If AI is a foundational general-purpose technology, we should anticipate that demand for AI compute -- and energy -- will continue to grow. The Sun is by far the largest energy source in our solar system, and thus it warrants consideration how future AI infrastructure could most efficiently tap into that power. This work explores a scalable compute system for machine learning in space, using fleets of satellites equipped with solar arrays, inter-satellite links using free-space optics, and Google tensor processing unit (TPU) accelerator chips. To facilitate high-bandwidth, low-latency inter-satellite communication, the satellites would be flown in close proximity. We illustrate the basic approach to formation flight via a 81-satellite cluster of 1 km radius, and describe an approach for using high-precision ML-based models to control large-scale constellations. Trillium TPUs are radiation tested. They survive a total ionizing dose equivalent to a 5 year mission life without permanent failures, and are characterized for bit-flip errors. Launch costs are a critical part of overall system cost; a learning curve analysis suggests launch to low-Earth orbit (LEO) may reach \$200/kg by the mid-2030s.

Paper Structure

This paper contains 14 sections, 1 equation, 4 figures, 1 table.

Figures (4)

  • Figure 1: Existing OISL device specifications vs. proposed design. Lines illustrate the $1/d^2$ relationship between distance and achievable bandwidth for three modulation schemes with different photons-per-bit (PPB) requirements. Commercial systems operate at long ranges, while our proposed system targets much shorter ranges to achieve higher data rates. 24-way dense wavelength-division multiplexing (DWDM) can be achieved up to about 300km distance with a 10cm aperture size.
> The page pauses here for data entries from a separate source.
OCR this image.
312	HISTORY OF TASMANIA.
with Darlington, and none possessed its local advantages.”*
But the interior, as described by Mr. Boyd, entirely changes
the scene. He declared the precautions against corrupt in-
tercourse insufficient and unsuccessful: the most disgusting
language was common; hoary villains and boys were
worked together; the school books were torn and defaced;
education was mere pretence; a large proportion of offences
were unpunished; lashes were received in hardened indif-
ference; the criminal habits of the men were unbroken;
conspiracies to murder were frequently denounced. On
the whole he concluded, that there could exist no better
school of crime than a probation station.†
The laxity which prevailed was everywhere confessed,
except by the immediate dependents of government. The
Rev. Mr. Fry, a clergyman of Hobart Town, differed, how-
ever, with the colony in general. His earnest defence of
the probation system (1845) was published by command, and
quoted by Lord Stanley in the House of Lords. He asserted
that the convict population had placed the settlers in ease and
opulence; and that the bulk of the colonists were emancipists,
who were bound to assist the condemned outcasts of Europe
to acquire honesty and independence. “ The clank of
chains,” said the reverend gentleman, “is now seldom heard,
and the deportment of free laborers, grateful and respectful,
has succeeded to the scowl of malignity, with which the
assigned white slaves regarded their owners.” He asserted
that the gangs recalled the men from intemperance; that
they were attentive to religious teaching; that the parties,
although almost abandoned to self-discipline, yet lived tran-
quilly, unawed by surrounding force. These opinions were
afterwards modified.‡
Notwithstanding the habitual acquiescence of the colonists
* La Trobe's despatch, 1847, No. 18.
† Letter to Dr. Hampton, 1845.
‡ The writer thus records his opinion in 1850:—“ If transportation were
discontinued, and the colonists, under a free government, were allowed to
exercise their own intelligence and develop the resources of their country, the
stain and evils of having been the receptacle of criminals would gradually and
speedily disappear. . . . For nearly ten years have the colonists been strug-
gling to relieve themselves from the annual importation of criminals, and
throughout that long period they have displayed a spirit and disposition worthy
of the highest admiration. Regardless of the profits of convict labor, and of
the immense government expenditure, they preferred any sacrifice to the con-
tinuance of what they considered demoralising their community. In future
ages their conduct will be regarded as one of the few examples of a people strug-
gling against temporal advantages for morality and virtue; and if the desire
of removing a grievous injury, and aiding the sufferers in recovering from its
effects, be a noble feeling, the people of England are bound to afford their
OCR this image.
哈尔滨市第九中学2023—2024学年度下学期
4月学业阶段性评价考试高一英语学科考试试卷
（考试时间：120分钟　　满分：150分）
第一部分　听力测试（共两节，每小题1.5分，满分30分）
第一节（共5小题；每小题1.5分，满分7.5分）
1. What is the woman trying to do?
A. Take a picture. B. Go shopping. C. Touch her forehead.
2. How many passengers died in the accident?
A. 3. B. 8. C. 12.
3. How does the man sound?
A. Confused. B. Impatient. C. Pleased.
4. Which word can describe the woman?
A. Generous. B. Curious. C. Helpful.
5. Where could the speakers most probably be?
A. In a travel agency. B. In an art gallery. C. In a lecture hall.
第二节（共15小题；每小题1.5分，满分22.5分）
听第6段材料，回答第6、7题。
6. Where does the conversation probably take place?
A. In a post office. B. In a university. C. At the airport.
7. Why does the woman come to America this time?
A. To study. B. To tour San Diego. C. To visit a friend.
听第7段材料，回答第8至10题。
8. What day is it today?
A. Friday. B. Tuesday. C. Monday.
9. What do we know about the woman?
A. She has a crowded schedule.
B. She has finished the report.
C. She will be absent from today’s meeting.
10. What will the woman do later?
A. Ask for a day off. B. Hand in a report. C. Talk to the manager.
Fitting $2 \times 2$, $4 \times 4$, and $8 \times 8$ spatially multiplexed beams into the same total aperture requires distances of 2.5km, 0.63km and 0.15km (limited by crosstalk rather than power). Modulation schemes shown: Quadrature-Amplitude modulation with 16 symbols (PM-16QAM), on-off keying (OOK), and the Shannon-Hartley limit of channel capacity.
  • Figure 2: Evolution of a free-fall (i.e. “no thrust”) constellation subject to Earth’s gravitational attraction plus J2-term (due to Earth’s oblateness) over the course of one orbit, shown at time intervals of $1/12$ of a full orbit in a non-rotating coordinate system. Positions are relative to the central reference satellite S0 (red). Horizontal axis is aligned with the negative in-track direction of S0 at t=0, vertical direction correspondingly is “towards zenith at t=0.” Short arrows indicate the “towards center of Earth” direction. Magenta: nearest neighbors (8-neighborhood) of the central satellite S0. Dark blue: the “maximally-distant in in-flight direction at $t=0$” satellite S1. Dark blue dashed: S1’s cluster-center-relative positions over the course of one orbit. All distances in meters.
  • Figure 3: Evolution of the distance between central "reference" satellite S0 and its (direct and diagonal) nearest neighbors over the course of one orbit under the combined effect of Newtonian Gravity and Earth's J2-term.
  • Figure 4: SpaceX payload mass launched by lowest achieved price, inflation-adjusted, since the first successful Falcon 1 launch, for progressive rocket categories. Note major price discontinuities at the introduction of Falcon 9 and Falcon Heavy NextSpaceflightLaunchesMueller2020ElectricPropulsionJonathanSpaceReport.